Understanding antimicrobial resistance is essential to understanding why Polymyxin B's regulatory resurgence matters: as resistance to most modern antibiotics climbs, older drugs like Polymyxin B become clinically invaluable. Conversely, the concept of pharmacokinetics—how the body absorbs, distributes, metabolizes, and excretes a drug—has been central to modern Polymyxin B research, enabling safer dosing strategies than were possible in earlier decades.

Current Status and Future Outlook

Polymyxin B today occupies a unique regulatory and clinical niche. It is no longer a forgotten relic, but it is also not a first-line agent. Instead, it has become what clinicians call a "reserve antibiotic"—powerful, proven, but reserved for situations where nothing else works.

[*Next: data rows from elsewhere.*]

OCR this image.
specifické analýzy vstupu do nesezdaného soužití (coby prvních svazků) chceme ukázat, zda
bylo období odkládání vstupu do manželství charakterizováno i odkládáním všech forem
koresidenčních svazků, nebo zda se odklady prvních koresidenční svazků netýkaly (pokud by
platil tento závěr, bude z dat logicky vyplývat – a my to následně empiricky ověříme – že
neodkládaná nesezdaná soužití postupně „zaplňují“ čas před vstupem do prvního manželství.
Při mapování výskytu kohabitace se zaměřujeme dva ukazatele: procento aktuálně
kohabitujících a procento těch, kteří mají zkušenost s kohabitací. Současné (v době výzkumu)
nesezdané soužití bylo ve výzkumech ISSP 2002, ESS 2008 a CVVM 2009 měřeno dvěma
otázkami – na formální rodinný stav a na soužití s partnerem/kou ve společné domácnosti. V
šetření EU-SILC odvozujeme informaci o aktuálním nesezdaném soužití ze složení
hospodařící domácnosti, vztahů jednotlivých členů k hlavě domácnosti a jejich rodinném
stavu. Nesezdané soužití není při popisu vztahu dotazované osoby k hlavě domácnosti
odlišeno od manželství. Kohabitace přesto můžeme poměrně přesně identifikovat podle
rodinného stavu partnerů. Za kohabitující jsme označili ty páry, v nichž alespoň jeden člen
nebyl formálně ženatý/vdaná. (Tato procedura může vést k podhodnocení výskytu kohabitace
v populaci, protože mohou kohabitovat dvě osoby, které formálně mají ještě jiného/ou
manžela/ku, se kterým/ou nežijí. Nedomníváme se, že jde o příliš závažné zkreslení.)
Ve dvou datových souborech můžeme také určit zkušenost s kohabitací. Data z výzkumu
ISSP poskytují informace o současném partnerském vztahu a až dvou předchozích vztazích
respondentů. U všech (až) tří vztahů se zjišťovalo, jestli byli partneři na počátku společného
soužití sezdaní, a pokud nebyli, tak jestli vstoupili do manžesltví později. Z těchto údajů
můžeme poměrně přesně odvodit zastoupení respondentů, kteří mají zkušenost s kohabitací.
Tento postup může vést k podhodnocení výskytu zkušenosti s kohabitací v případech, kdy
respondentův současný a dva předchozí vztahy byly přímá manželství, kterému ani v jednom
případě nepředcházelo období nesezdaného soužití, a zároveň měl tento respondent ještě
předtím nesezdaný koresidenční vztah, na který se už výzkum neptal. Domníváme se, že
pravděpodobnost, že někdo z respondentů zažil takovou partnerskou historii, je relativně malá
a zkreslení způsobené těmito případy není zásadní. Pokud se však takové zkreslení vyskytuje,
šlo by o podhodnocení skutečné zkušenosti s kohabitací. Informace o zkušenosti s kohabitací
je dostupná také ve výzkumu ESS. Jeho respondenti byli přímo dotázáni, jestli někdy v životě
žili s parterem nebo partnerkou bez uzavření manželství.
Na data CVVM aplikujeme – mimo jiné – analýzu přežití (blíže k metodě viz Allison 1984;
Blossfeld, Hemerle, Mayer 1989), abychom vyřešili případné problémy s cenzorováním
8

Regulatory agencies, recognizing the global threat of antimicrobial resistance, have shifted their stance. Rather than retire old drugs, they are actively supporting research that can improve their safety and efficacy profiles. Polymyxin B exemplifies this new pragmatism: a 75-year-old antibiotic, FDA-approved since 1949, has experienced a genuine clinical and regulatory renaissance in the 21st century.